30.01.2008

aile

Je ferme les yeux je la vois, je la touche presque du bout des doigts. Elle est superbe et magnifique, elle dort et ne veux l’éveiller, je la frôle d’un regard pour ne pas trop oser.

Qu’elle est belle !

Je n’ose plus bouger de peur qu’un souffle de vent ou même qu’un bruissement ne perturbe son rêve.

J’aime la regarder quand elle ferme les yeux et s’endort en serrant l’oreiller. Elle donne tellement envie qu’on la protège que j’en ai fait ma loi, mon chemin et ma vie.

Je l’aime !

 Bien sur qu’elle ne m’aime pas et parfois elle se donne à d’autres. J’en souffre bien plus que ça mais si je veux la garder je soupire.

La douleur passera devant l’un de ses sourires.
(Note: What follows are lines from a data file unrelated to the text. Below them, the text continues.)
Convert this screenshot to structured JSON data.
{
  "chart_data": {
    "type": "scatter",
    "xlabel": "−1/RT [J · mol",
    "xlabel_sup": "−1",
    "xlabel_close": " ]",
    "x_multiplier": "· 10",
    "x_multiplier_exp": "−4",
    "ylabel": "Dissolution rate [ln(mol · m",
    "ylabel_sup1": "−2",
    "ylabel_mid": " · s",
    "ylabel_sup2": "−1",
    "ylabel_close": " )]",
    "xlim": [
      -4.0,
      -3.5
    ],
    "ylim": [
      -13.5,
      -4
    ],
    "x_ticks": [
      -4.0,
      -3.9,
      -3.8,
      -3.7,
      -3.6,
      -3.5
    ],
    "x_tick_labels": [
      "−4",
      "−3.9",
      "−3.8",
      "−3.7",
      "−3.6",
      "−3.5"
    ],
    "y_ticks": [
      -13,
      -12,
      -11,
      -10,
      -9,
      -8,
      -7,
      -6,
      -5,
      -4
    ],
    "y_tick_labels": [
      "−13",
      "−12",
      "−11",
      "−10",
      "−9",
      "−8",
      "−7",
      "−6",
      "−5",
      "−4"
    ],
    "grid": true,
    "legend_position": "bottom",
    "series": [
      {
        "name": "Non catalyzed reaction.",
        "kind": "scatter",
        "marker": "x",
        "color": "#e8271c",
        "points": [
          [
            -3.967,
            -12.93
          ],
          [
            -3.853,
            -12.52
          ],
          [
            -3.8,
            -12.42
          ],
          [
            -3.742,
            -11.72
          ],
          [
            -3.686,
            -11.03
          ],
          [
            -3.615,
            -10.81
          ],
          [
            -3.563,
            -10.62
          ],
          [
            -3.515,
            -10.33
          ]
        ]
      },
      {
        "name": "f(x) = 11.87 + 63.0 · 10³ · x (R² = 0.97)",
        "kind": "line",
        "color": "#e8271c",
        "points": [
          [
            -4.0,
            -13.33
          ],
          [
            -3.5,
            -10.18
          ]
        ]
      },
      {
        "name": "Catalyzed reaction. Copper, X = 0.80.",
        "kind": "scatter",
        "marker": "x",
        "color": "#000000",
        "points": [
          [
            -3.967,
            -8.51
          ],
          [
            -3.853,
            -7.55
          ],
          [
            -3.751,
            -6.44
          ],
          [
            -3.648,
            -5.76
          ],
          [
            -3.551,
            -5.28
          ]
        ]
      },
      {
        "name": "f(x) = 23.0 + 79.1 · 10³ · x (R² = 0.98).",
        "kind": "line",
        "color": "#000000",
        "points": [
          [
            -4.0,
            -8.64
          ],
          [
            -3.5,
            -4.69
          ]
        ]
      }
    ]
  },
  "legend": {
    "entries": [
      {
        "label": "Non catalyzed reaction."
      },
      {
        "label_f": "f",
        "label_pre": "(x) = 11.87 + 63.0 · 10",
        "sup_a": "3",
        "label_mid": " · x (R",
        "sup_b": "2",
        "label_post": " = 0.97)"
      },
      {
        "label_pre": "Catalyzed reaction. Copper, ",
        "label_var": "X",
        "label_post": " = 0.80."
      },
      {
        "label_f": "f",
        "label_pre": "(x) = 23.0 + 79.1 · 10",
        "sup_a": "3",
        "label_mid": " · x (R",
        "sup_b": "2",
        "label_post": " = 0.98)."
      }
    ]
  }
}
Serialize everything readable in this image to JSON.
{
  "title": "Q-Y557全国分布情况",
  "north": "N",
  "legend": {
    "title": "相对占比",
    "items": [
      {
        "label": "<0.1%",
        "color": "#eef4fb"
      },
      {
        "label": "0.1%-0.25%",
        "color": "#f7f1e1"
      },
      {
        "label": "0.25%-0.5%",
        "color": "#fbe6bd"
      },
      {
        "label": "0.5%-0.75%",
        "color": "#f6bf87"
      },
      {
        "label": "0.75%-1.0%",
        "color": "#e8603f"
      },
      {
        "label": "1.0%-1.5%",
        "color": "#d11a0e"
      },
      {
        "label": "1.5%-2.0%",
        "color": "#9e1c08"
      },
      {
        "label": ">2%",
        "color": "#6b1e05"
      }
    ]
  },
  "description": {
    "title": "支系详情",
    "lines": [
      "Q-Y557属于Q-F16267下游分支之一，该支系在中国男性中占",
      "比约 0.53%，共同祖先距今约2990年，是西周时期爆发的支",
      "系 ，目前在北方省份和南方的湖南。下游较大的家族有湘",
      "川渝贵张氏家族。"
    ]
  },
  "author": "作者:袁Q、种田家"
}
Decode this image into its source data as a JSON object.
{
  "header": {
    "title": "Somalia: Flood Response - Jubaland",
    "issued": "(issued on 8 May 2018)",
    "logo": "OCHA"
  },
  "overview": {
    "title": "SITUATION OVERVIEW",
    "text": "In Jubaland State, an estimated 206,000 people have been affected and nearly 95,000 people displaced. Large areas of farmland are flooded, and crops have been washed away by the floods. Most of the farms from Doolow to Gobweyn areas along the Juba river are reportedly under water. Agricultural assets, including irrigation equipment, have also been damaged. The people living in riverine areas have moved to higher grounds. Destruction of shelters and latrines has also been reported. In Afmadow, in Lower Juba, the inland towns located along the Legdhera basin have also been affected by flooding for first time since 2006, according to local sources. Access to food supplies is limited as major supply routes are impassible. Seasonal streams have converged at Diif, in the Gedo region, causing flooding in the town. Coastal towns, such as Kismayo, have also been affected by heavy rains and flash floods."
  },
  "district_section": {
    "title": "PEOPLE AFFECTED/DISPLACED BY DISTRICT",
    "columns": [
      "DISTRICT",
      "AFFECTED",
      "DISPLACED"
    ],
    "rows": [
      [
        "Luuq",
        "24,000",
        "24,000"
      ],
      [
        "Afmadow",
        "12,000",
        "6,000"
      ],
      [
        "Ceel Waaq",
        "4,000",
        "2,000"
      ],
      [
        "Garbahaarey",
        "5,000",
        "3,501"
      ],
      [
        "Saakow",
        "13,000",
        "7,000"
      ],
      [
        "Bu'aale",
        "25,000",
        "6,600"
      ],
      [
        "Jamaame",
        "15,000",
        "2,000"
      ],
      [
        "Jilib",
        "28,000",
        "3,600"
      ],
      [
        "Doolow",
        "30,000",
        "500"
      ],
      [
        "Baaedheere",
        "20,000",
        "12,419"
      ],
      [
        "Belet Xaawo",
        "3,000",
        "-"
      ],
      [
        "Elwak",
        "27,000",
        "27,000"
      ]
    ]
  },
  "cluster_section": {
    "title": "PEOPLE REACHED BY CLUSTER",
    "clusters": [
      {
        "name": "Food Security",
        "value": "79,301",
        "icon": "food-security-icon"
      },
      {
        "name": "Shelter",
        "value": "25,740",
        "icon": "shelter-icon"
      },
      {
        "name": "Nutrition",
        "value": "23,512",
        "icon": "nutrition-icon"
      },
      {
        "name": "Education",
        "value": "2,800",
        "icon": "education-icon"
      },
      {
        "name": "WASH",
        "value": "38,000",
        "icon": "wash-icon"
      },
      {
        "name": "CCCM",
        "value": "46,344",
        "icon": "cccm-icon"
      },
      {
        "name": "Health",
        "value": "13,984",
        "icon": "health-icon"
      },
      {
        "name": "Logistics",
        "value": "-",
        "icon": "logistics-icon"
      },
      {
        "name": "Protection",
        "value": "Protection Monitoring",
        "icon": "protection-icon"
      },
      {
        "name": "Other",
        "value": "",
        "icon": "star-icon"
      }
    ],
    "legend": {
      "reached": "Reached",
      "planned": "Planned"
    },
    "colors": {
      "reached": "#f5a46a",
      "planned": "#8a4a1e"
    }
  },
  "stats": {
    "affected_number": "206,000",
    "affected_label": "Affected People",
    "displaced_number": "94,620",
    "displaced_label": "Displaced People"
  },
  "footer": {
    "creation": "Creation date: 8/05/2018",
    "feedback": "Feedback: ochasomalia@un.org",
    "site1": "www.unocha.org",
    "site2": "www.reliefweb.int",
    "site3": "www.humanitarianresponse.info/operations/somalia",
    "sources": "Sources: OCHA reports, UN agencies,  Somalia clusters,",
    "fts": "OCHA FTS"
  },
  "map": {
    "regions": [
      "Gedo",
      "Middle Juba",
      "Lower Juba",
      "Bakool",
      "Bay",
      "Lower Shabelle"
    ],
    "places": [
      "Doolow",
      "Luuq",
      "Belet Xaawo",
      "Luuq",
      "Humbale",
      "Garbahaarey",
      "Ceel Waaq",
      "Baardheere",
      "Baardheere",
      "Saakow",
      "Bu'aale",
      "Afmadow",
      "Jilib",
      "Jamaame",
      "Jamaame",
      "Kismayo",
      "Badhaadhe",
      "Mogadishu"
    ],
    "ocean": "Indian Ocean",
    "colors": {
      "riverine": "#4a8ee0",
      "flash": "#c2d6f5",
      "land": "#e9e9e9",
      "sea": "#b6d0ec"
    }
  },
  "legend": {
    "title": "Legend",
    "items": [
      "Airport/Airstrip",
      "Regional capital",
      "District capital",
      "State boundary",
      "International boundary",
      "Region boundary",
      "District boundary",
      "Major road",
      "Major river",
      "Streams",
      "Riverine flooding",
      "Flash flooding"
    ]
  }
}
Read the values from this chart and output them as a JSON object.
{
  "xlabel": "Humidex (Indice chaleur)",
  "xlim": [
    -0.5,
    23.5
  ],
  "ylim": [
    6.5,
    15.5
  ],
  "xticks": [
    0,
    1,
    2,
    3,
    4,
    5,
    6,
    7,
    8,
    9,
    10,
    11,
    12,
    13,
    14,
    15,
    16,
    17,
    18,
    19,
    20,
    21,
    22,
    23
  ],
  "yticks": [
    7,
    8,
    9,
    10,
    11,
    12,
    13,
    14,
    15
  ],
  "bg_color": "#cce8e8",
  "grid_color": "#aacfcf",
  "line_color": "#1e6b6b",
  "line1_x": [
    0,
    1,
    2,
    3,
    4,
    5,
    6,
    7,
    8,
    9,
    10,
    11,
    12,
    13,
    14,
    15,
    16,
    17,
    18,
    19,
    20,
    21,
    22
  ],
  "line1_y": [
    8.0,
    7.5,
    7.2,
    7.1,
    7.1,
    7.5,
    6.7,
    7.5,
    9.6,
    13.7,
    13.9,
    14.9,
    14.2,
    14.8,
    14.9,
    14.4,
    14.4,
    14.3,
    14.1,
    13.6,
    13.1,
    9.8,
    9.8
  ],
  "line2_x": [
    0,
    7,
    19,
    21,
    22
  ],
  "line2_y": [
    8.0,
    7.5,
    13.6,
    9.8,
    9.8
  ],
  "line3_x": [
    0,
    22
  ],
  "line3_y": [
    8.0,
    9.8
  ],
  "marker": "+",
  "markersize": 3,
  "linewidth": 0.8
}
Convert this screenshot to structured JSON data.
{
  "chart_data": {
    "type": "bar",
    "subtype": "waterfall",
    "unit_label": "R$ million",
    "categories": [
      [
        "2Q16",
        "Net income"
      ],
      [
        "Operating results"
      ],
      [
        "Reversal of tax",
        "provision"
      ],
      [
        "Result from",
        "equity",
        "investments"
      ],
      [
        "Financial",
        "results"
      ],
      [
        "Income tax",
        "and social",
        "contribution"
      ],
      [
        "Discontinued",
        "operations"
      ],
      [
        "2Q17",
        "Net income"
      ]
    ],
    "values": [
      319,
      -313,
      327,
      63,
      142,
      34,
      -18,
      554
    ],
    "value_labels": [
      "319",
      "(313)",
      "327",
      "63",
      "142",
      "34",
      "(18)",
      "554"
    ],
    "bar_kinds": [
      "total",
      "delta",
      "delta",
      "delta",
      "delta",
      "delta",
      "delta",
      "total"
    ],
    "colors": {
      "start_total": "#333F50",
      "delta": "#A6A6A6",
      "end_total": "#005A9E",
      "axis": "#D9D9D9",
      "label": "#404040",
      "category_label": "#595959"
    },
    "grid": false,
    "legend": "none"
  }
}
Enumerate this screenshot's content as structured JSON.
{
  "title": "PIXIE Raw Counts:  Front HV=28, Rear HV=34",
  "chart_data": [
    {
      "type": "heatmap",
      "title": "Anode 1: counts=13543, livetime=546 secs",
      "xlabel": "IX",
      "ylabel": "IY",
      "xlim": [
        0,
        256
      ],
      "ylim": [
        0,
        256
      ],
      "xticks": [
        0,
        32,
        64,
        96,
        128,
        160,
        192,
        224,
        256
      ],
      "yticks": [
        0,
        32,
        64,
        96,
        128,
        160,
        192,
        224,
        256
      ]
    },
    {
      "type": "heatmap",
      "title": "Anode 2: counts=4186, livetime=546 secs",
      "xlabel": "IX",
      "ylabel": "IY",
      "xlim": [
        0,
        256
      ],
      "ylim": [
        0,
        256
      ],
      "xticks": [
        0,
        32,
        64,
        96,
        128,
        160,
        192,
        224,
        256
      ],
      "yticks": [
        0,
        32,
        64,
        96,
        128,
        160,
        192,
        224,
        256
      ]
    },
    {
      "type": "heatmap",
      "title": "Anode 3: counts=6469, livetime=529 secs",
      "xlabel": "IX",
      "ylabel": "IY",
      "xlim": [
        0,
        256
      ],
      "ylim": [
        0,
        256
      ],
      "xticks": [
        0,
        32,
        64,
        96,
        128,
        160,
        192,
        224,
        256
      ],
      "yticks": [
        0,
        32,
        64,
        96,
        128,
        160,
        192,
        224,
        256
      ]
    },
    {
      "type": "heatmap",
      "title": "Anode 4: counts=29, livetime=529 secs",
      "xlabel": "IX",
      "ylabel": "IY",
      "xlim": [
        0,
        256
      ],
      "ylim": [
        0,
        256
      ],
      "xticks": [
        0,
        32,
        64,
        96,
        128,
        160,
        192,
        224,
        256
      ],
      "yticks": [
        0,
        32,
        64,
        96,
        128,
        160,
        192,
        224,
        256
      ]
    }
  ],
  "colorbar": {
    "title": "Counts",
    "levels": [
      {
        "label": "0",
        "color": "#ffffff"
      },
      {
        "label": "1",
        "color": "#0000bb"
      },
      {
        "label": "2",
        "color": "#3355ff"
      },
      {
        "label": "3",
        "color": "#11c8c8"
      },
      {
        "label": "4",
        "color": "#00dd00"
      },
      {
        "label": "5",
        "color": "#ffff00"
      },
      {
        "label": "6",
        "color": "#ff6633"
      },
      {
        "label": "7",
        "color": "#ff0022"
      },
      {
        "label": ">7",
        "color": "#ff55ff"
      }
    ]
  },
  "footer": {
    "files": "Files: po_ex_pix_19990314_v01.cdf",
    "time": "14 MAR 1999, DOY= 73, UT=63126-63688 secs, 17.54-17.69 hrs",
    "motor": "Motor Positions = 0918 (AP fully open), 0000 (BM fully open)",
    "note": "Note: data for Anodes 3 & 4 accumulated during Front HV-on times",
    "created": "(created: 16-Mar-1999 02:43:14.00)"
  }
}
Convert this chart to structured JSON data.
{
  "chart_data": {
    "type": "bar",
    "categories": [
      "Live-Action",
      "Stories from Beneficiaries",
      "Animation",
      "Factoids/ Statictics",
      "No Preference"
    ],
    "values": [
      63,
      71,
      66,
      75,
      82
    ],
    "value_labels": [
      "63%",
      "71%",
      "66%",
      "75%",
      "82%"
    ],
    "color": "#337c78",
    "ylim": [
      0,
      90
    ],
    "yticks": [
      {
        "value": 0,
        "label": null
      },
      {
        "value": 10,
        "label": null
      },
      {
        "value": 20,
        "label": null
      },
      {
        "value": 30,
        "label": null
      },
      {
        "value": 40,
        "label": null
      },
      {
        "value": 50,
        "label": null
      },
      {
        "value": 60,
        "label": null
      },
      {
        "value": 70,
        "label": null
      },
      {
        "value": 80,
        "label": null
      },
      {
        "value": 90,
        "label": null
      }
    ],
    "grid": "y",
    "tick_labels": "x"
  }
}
 Je ferme les yeux et je la vois, j’aimerai la toucher juste du bout des doigts.

29.01.2008

Richard

Il fumait sa clope l’air goguenard, connaissait toutes les chansons débiles qui passent à la radio, ne travaillait pas, buvait beaucoup, c’était un rasta black érémiste que je croisais souvent chez monsieur Léon une épicerie bar comme tant d’autre à la Réunion.

C’était un rasta joyeux, malin comme un singe qui a soif et vient tout de suite te parler du sujet qui t’intéresse en te demandant de lui offrir un verre.

Grand comme ça, un bonnet jaune vert et rouge pour tenir sa tignasse, pantalon de treillis et savates doigt de pied, il arborait souvent un tee-shirt à l’effigie de Bob Marley. Il n’était pas méchant, juste un peu casse pied quand il avait sa dose ou qu’il n’avait plus de pièces pour y arriver.

Il s’appelait Richard et tout naturellement la compagnie l’avait surnommé Richard cœur de lion, il faisait parti du quartier, il était là tout le temps, chantait souvent, riait bien haut.

On a retrouvé son corps à la pointe du diable, à demi dévoré par les requins, certainement une dernière ballade, un dernier rire, une dernière mauvaise plaisanterie qui n’aura pas plu à une bande de rebelles qui passait par là. C’était pas ton quartier cœur de lion, t’aurais pas du chanter Richard, ils t’ont balancé à l’eau et dans le coin la mer est mouvante les surfeurs la connaissent bien.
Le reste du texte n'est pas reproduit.